Playing with Mother Nature
I work at a landscape nursery, gift and garden center in Green Bay, Wisconsin called Ivy Trails. I am learning a lot about gardening and plants. We have fun classes some nights for our customers to learn new gardening techniques and more about using plants and herbs in creative ways. A popular class that we do a few times per year is “Fairy Gardens”. We’ve created an hour where the eternally young-at-heart can create a Fairy Garden to take home.
“What is a Fairy Garden?” I asked this question when I worked during the first class; I had never heard of this concept before. I discovered a new way to play with plants.

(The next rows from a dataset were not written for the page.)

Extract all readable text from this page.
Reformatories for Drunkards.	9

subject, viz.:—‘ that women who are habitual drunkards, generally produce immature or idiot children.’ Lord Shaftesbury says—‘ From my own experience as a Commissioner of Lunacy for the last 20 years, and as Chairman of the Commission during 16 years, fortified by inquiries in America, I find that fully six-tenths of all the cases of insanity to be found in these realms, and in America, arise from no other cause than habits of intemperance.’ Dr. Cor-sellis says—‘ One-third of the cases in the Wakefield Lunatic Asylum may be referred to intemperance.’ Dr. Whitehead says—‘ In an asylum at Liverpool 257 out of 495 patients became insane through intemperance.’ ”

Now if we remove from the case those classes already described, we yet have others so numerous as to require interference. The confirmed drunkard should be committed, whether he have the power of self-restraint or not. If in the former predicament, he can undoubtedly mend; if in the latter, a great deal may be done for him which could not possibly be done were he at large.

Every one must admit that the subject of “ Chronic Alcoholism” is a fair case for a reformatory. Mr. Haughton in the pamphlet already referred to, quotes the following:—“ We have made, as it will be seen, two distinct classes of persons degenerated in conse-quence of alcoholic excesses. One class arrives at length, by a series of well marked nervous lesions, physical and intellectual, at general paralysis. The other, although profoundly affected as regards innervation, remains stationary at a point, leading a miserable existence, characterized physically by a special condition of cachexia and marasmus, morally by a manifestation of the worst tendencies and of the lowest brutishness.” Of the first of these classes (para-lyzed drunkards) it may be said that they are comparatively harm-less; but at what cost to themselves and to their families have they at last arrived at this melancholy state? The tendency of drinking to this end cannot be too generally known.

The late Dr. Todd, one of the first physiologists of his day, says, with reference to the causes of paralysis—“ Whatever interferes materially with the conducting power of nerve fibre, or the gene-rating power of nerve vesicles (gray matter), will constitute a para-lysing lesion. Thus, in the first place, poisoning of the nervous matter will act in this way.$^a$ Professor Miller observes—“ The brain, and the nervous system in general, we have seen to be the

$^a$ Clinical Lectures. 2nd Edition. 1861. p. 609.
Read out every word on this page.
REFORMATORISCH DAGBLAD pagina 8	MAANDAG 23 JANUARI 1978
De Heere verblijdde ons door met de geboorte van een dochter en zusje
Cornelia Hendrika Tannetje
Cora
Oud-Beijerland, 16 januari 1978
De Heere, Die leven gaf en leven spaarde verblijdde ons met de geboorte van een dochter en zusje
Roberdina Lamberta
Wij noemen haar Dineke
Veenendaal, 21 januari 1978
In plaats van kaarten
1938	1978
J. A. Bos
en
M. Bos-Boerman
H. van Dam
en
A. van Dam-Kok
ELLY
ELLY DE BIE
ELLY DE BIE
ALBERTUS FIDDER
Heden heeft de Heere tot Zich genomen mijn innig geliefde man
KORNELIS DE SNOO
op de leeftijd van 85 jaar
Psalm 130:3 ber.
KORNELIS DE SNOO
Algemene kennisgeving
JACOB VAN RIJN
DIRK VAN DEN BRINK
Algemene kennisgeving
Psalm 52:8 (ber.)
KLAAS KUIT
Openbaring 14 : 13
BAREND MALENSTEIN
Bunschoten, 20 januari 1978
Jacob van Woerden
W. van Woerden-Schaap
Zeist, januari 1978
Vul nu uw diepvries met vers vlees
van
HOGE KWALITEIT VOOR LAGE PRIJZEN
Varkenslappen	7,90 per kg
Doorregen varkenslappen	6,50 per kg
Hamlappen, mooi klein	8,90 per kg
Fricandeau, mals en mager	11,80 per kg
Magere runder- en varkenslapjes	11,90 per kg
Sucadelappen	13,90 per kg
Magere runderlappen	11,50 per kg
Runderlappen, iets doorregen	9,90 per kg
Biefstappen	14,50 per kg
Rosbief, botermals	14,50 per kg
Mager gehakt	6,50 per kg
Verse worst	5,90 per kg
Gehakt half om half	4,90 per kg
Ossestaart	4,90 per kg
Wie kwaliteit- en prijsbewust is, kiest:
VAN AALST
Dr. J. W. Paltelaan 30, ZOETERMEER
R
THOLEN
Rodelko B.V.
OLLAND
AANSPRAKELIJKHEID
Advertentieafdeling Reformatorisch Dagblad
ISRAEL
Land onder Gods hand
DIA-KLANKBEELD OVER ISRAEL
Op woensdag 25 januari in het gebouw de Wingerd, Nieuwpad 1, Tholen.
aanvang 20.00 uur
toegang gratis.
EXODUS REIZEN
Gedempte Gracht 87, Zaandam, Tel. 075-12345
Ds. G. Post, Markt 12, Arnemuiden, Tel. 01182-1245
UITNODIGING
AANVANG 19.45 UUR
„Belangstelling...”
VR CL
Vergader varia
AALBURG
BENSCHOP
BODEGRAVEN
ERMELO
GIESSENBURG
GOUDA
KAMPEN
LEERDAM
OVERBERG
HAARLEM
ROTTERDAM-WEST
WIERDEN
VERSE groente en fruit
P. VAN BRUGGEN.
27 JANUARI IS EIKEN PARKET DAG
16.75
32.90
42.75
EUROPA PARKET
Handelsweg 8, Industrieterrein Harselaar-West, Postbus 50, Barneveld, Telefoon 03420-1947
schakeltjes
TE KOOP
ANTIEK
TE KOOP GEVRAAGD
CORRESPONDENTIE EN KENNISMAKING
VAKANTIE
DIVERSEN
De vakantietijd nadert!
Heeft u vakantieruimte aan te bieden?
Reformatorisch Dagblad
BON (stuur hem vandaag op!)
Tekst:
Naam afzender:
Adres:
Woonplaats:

A Fairy Garden is a miniature landscape, complete with tiny plants surrounding tiny homes with small decorations such as bridges, fences, gnomes, fairies, wheelbarrows, gardening tools, benches, tiny stepping-stones, faux or real water features…the possibilities are endless. Succulents can be planted to resemble trees or bushes in the yard. Bright blue clear stones can be piled in a hole to mimic a pond. Tiny hanging baskets can be filled with small plants. Small blooming grasses and herbs look like pretty lawns. Tiny pebbles can fill a miniature wheelbarrow and small tools can be propped against it to make it look as though someone is working on a landscaping project. Small ceramic tiles can be placed in the dirt as stepping stone paths. Small arches can lead to secret gardens with a tiny fairy sitting on a bench or rock.
Some good plants to use in a Fairy Garden are: Mother-of-Thyme, Creeping Jenny, Hens and Chicks, and there are companies out there that specialize in tiny plants; we call them “Itty Bitties” and they are mostly normal houseplants that are just very young, like English Ivy, ferns, aloes and other indoor succulents, that pink spotted plant that people like to put on their desks in the office and even Norfolk Island Pines – which make great little Christmas trees in a holiday Fairy Garden.
Fairy Gardens are an utterly fanciful way of unlocking our inner creativity and letting our souls “play” with nature. What a fantastic way to relieve stress and interact with our Mother Earth!
I implore you to play with this gardening technique. You don’t have to spend lots of money; you can easily find inexpensive ways to incorporate items you already have or find at rummage sales, thrift stores and second hand stores. There is a “Re-Store” in our area now that has constantly changing inventory of merchandise removed from apartment complexes and restoration projects in businesses and homes. It’s a great place to find containers, stepping-stones and other props for your garden. And there are many more stores carrying items to play with in miniature gardens, like Ivy Trails. Ivy Trails has a good supply of Fairy Garden décor to get you started. Visit them online at www.ivytrailsgarden.com.
Discover just how much fun it can be to create your very own Fairy Garden. This is a great family project; many of our customers make their gardens with their children or grandchildren and it gives them ongoing entertainment as you can constantly change things up. Fairy gardens and miniature gardens can create a bond with a child that will last a lifetime!